This award supports the launch of a new project: Scholars for North Carolina’s Future Speaker's Bureau, which will engage scholars and diverse audiences in high-level, thought-provoking discussions on both current events and state history as it influences us today. Funding from the North Carolina Humanities Council will support four community events featuring interactive presentations from distinguished NC scholars.
This grant supports a celebration of the Haywood County library’s 125th anniversary via storytelling, poetry readings, a hands-on workshop, and exhibits that reflect Haywood County’s mountain heritage. Headliners include two County natives: poet Fred Chappell and storyteller and Donald Davis. The project includes an exhibit of historical and literary works and photographs at all four County library branches in partnership with the Haywood County Arts Council.
This grant supports a tour and presentation of This is My Home Now, a 26-minute documentary exploring the lives of four youths from three Montagnard immigrant families who have fled their homelands in Southeast Asia to forge a new future in North Carolina. The project includes a documentary film screening and a panel discussion for students, as well as a film tour to educate audiences about the social issues surrounding immigration.

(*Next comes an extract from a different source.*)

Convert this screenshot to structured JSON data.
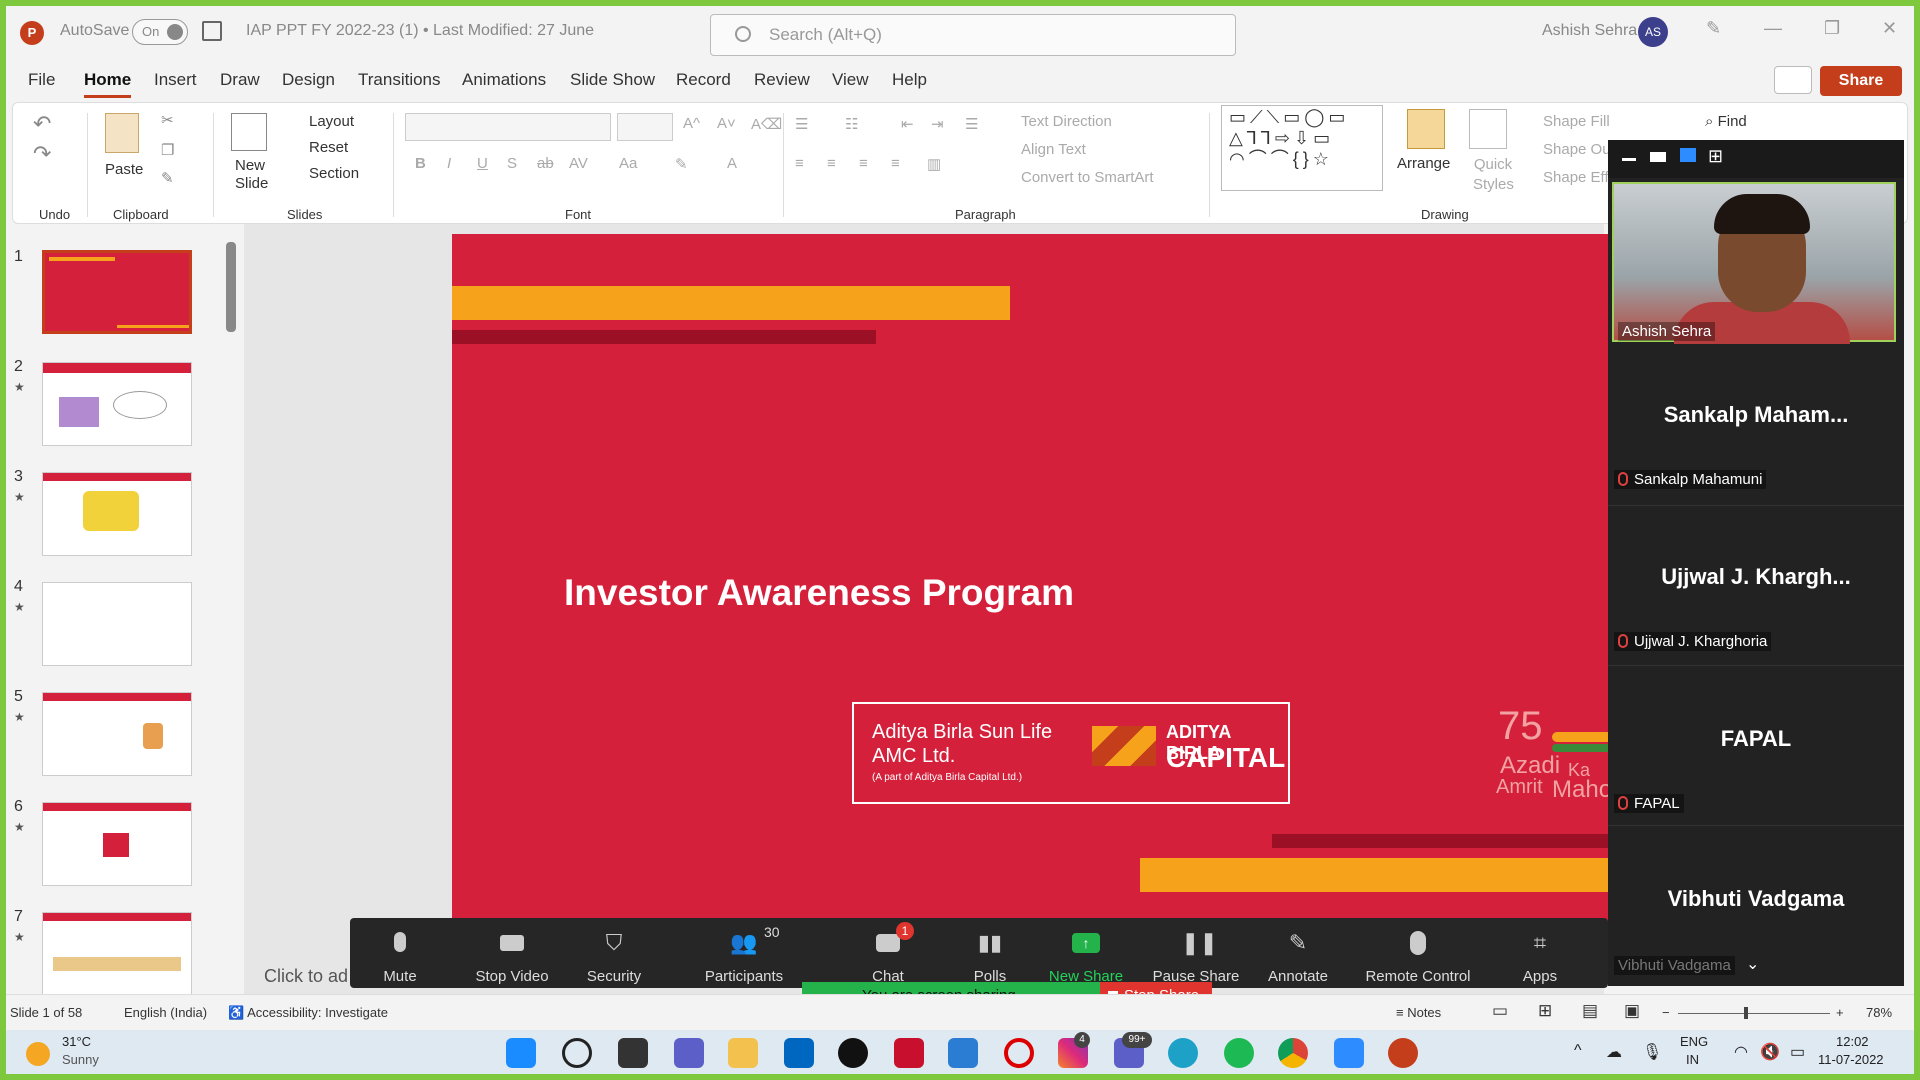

Project timeline: April 1, 2016 - May 30, 2016
This project supports oral history collection in the Renaissance West and Little Rock Road Housing Communities by community middle and high school students. Students will collect stories from community senior citizens then participate in a free summer camp to digitally archive them.
Supports one of a series of events across the state that extend the impact of articles published by Scalawag, Education NC, and Charlotte magazine, examining the state of diversity and equity in North Carolina public schools. This series is presented on the 45th anniversary of Swann v. Charlotte-Mecklenburg County, the Supreme Court case that led to busing in public schools across the county as a means of integration. NCHC funds supports an "unconference" at the Levine Museum of the New South in Charlotte where a very diverse audience will be able to actively engage in conversation about the topic. Partners include the Levine Museum of the New South, MeckEd, Community Building Initiative, EdNC, Charlotte magazine, Jamie Kirk Hahn Foundation as well as students in the Charlotte Youth Council.
Project Timeline: May 16, 2016 - Fall 2016
Wilkes Central High School social studies department, in cooperation with North Carolina National Guard Veterans of Operation Iraqi Freedom (OIF) will produce a documentary chronicling the stories of North Carolina Veterans who served during the OIF deployment from May 2005 - August 2006. The goal of the project is to educate the public about North Carolina veterans and spark positive conversations which will connect the community to veterans. This project consists of two events: a one-day workshop for area high school teachers to integrate the film and its humanities themes into history curriculum, and a community night in partnership with Appalachian Regional Library, Wilkes County Art Gallery and the Liberty Theater to help audiences experience war as a soldier in this unit.
Project timeline: August 1, 2015 - May 30, 2016
This grant provides scholarships to 8 middle and high school educators to attend the 4-day residential Jane Austen Summer Symposium for free. This year’s Symposium focuses on Austen’s Mansfield Park. Symposium includes a plenary presentation by noted scholars from various universities throughout the country, round table discussions addressing historical and contextual issues on the history, politics, material culture, music, dance, science, religion, and the politics of Regency society, as well as topic in English and comparative literature.
This grant supports part of an 87-minute documentary film and web project that uses history, musicology, music history, and cultural studies to explore the story of African-American gospel quartets from the 1920s through the music’s golden age ending in the 1960s. Council funds support the completion of a section of the film about the Sensational Nightingales, a very successful group led by North Carolinian JoJo Wallace, and the screening of the film at UNC Chapel Hill at the invitation of Dr. Bill Ferris, with participation of the filmmaker and JoJo Wallace.
This project brings nationally acclaimed Puerto Rican writer Judith Ortiz Cofer to campus for a two-day discussion on Latinas/os in the South. Cofer has lived in Georgia for over 20 years and has close ties to this region. Includes a keynote address, a discussion series for students, and at least one classroom visit.
This project honors deceased African American Veterans buried in Odd Fellows Cemetery, an African American cemetery in Winston-Salem, and deceased Veterans who were members of St. Benedict’s. The project engages high school students, mentored by Winston-Salem State University students, in learning to conduct genealogical research and developing materials from that research. It also includes a Memorial Day Parade and Program highlighting five Veteran community scholars and student research findings, and the preservation and dissemination of materials.